Les prochaines décennies seront toutefois marquées par l’incertitude pour tous ces secteurs et pour l’ensemble de nos relations commerciales avec les États-Unis. Les corridors d’échanges commerciaux se réorganisent et les marchés se repositionnent pour faire face à l’essor de l’intelligence artificielle (IA), aux changements climatiques, à la transition énergétique et aux droits de douane américains.  

Le sort du Canada dépendra en grande partie des entreprises privées. Celles qui sauront anticiper, innover, s’adapter et se préparer adéquatement à ce qui s’en vient connaîtront la prospérité, tandis que celles qui stagnent éprouveront des difficultés.  

Les gouvernements peuvent les soutenir en encourageant les choix qui sont dans notre intérêt stratégique national collectif. La politique industrielle, qui consiste pour l’État à cibler et soutenir délibérément certains secteurs d’activités pour atteindre les résultats souhaités, est un outil de plus en plus important.  

Toutefois, pour remplir ses objectifs et conserver la confiance du public, la politique industrielle doit être conçue et mise en œuvre selon des normes rigoureuses. Heureusement, nous disposons d’un corpus important et croissant de recherches réalisées depuis de nombreuses d’années pour orienter les décisions. C’est primordial, car pour chaque réussite, on peut citer un exemple où la politique industrielle a mal tourné.  

D’importants changements structurels  

L’essor de l’IA redéfinit la compétitivité mondiale, autant pour les entreprises que pour les États. Si la création de nouveaux produits d’IA ouvre un champ de nouvelles opportunités, leur adoption à grande échelle est tout aussi cruciale, notamment dans des piliers de l’économie canadienne comme l’agriculture, le pétrole et le gaz, ou encore la construction automobile.  

Comme l’a déclaré Evan Solomon, ministre canadien de l’Intelligence artificielle et de l’Innovation numérique, lors d’un événement organisé à Montréal cet été, « Countries that master AI will dominate the future, you’re either part of the bulldozer or you’re part of the road. »  

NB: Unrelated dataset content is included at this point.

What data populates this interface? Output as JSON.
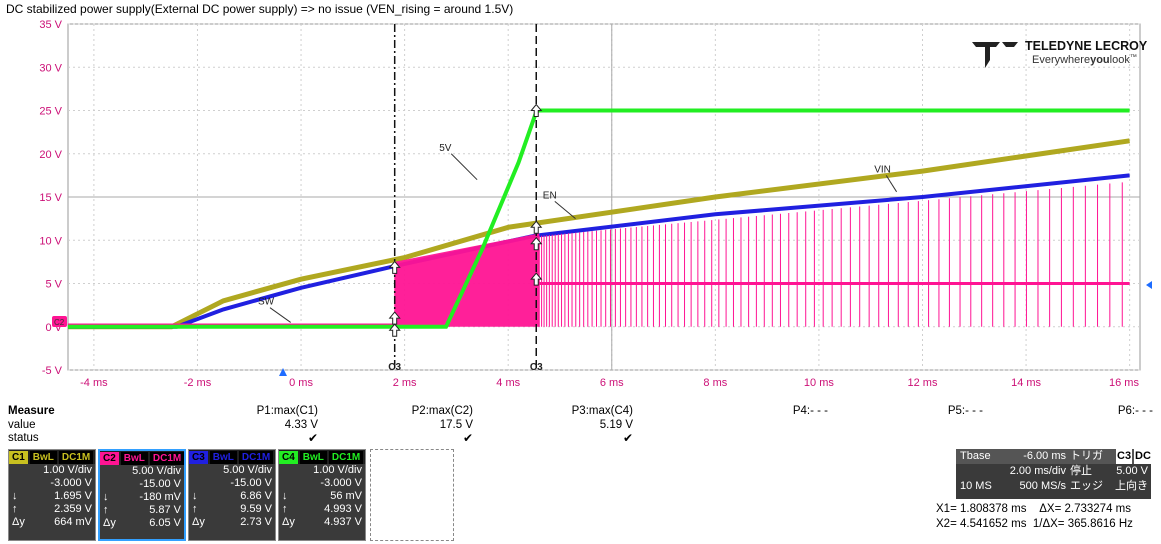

L’IA n’est pas le seul enjeu qui perturbera l’économie. Les changements climatiques bouleverseront les chaînes d’approvisionnement et la production de biens. Les entreprises, qui verront leurs opérations perturbées par les sécheresses, inondations, incendies et autres tempêtes extrêmes, devront veiller à sécuriser leur approvisionnement en matières premières, en eau et autres ressources.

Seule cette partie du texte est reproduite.